While the underlying IaaS secures the physical venues, network, operating systems, and managed services. EnOS secures the applications that are hosted on the platform, including applications that manage massive IoT assets.
EnOS secures applications through the following means:
- Identity and Access Management
- Network protection
- Data encryption
- Logging and Monitoring
- Security Auditing
Identity and Access Management¶
Identity and Access Management (IAM) enables you to create and manage permissions for EnOS resources. IAM unifies access control for Cloud Platform services into a single system and presents a consistent set of operations. EnOS applies the IAM scheme to support multi-tenancy, where each tenant in EnOS is managed as an organizational unit. Data that belongs to different organizations are securely segregated and can only be accessed by users that are registered to the organization.
The built-in IAM of EnOS schemes provide capabilities of identity management, authentication, authorization, and auditing.
EnOS hosts several automated monitoring tools to detect abnormal and unauthorized activities and situations at ingress and egress points. These tools monitor the server and network usage, port scanning activities, application usage, and unauthorized intrusion attempts. The tools allow custom performance metric thresholds to be set for abnormal activities.
Sensitive data, defined by built-in and custom rules, is encrypted before being put into files or databases. Decryption happens automatically when data is retrieved through the EnOS API.
Logging and Monitoring¶
Centralized logging service in EnOS is configured to aggregate activity logs and show security related metrics at the real-time.

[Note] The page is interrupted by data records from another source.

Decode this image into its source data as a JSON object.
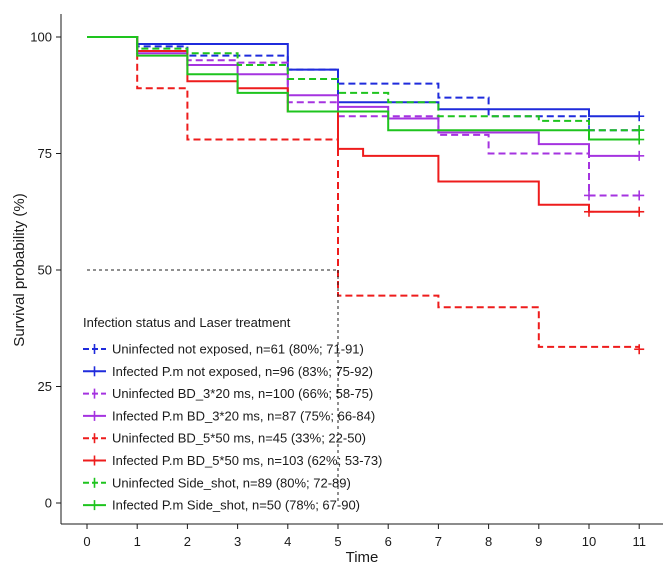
{
  "chart_data": {
    "type": "line",
    "title": "",
    "xlabel": "Time",
    "ylabel": "Survival probability (%)",
    "xlim": [
      0,
      11
    ],
    "ylim": [
      0,
      100
    ],
    "x_ticks": [
      0,
      1,
      2,
      3,
      4,
      5,
      6,
      7,
      8,
      9,
      10,
      11
    ],
    "y_ticks": [
      0,
      25,
      50,
      75,
      100
    ],
    "grid": false,
    "legend_title": "Infection status and Laser treatment",
    "legend_position": "bottom-left",
    "median_reference": {
      "y": 50,
      "x_end": 5
    },
    "series": [
      {
        "name": "Uninfected not exposed, n=61 (80%; 71-91)",
        "color": "#1f2bdc",
        "dashed": true,
        "steps": [
          [
            0,
            100
          ],
          [
            1,
            98
          ],
          [
            2,
            96
          ],
          [
            4,
            93
          ],
          [
            5,
            90
          ],
          [
            7,
            87
          ],
          [
            8,
            83
          ],
          [
            10,
            80
          ],
          [
            11,
            80
          ]
        ],
        "censor": [
          [
            10,
            80
          ],
          [
            11,
            80
          ]
        ]
      },
      {
        "name": "Infected P.m not exposed, n=96 (83%; 75-92)",
        "color": "#1f2bdc",
        "dashed": false,
        "steps": [
          [
            0,
            100
          ],
          [
            1,
            98.5
          ],
          [
            4,
            93
          ],
          [
            5,
            86
          ],
          [
            7,
            84.5
          ],
          [
            10,
            83
          ],
          [
            11,
            83
          ]
        ],
        "censor": [
          [
            11,
            83
          ]
        ]
      },
      {
        "name": "Uninfected BD_3*20 ms, n=100 (66%; 58-75)",
        "color": "#a533e0",
        "dashed": true,
        "steps": [
          [
            0,
            100
          ],
          [
            1,
            97
          ],
          [
            2,
            95
          ],
          [
            3,
            94.5
          ],
          [
            4,
            86
          ],
          [
            5,
            83
          ],
          [
            7,
            79
          ],
          [
            8,
            75
          ],
          [
            10,
            66
          ],
          [
            11,
            66
          ]
        ],
        "censor": [
          [
            10,
            66
          ],
          [
            11,
            66
          ]
        ]
      },
      {
        "name": "Infected P.m BD_3*20 ms, n=87 (75%; 66-84)",
        "color": "#a533e0",
        "dashed": false,
        "steps": [
          [
            0,
            100
          ],
          [
            1,
            96.5
          ],
          [
            2,
            94
          ],
          [
            3,
            92
          ],
          [
            4,
            87.5
          ],
          [
            5,
            85
          ],
          [
            6,
            82.5
          ],
          [
            7,
            79.5
          ],
          [
            9,
            77
          ],
          [
            10,
            74.5
          ],
          [
            11,
            74.5
          ]
        ],
        "censor": [
          [
            11,
            74.5
          ]
        ]
      },
      {
        "name": "Uninfected BD_5*50 ms, n=45 (33%; 22-50)",
        "color": "#ee1c1c",
        "dashed": true,
        "steps": [
          [
            0,
            100
          ],
          [
            1,
            89
          ],
          [
            2,
            78
          ],
          [
            5,
            44.5
          ],
          [
            7,
            42
          ],
          [
            9,
            33.5
          ],
          [
            11,
            33.5
          ]
        ],
        "censor": [
          [
            11,
            33
          ]
        ]
      },
      {
        "name": "Infected P.m BD_5*50 ms, n=103 (62%; 53-73)",
        "color": "#ee1c1c",
        "dashed": false,
        "steps": [
          [
            0,
            100
          ],
          [
            1,
            97
          ],
          [
            2,
            90.5
          ],
          [
            3,
            89
          ],
          [
            4,
            84
          ],
          [
            5,
            76
          ],
          [
            5.5,
            74.5
          ],
          [
            7,
            69
          ],
          [
            9,
            64
          ],
          [
            10,
            62.5
          ],
          [
            11,
            62.5
          ]
        ],
        "censor": [
          [
            10,
            62.5
          ],
          [
            11,
            62.5
          ]
        ]
      },
      {
        "name": "Uninfected Side_shot, n=89 (80%; 72-89)",
        "color": "#1ec41e",
        "dashed": true,
        "steps": [
          [
            0,
            100
          ],
          [
            1,
            97.5
          ],
          [
            2,
            96.5
          ],
          [
            3,
            94
          ],
          [
            4,
            91
          ],
          [
            5,
            88
          ],
          [
            6,
            86
          ],
          [
            7,
            83
          ],
          [
            9,
            82
          ],
          [
            10,
            80
          ],
          [
            11,
            80
          ]
        ],
        "censor": [
          [
            11,
            80
          ]
        ]
      },
      {
        "name": "Infected P.m Side_shot, n=50 (78%; 67-90)",
        "color": "#1ec41e",
        "dashed": false,
        "steps": [
          [
            0,
            100
          ],
          [
            1,
            96
          ],
          [
            2,
            92
          ],
          [
            3,
            88
          ],
          [
            4,
            84
          ],
          [
            6,
            80
          ],
          [
            10,
            78
          ],
          [
            11,
            78
          ]
        ],
        "censor": [
          [
            11,
            78
          ]
        ]
      }
    ]
  }
}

EnOS logs all user activities to the portal and API invocations. The activity log contains details about each access request including the request type, requested resource, requestor’s IP, and the date and time of the request. Alerts are triggered when defined thresholds are exceeded.
Accounts with proper privileges may access authorized resources via EnOS service APIs and portal. Access validation is performed for each access attempt. Success or failure attempts are recorded in IAM logs for auditing and abnormality detection purposes.
Security is integrated into every aspect of EnOS. EnOS offers you unique security advantages derived from protect, governance and defense for the IoT Security, privacy and ethics, and compliance.
Modern applications are continuously moving to the cloud because the cloud not only provides scalability, high performance and reliability, but also provides very high security standard.
Compared to the traditional application hosted in the clients’ own data center, whose security completely relies on the clients, the security responsibilities of the cloud applications are shared across the cloud infrastructure provider, the cloud application platform and the clients.
The IaaS vendor is responsible for the industrial compliance, the physical and environmental security, the network security, the operating system security and the storage security. EnOS, as the IoT PaaS, is responsible for adopting the best security practices for authentication, access control, network protection, data encrypting, activity logging and auditing to secure clients’ data and applications.
EnOS has taken security seriously and carefully considers all security aspects with substantial web application security experience. EnOS will continue to help our clients make a sound decision on the IoT platform to protect the confidentiality, integrity, and availability of their devices and data.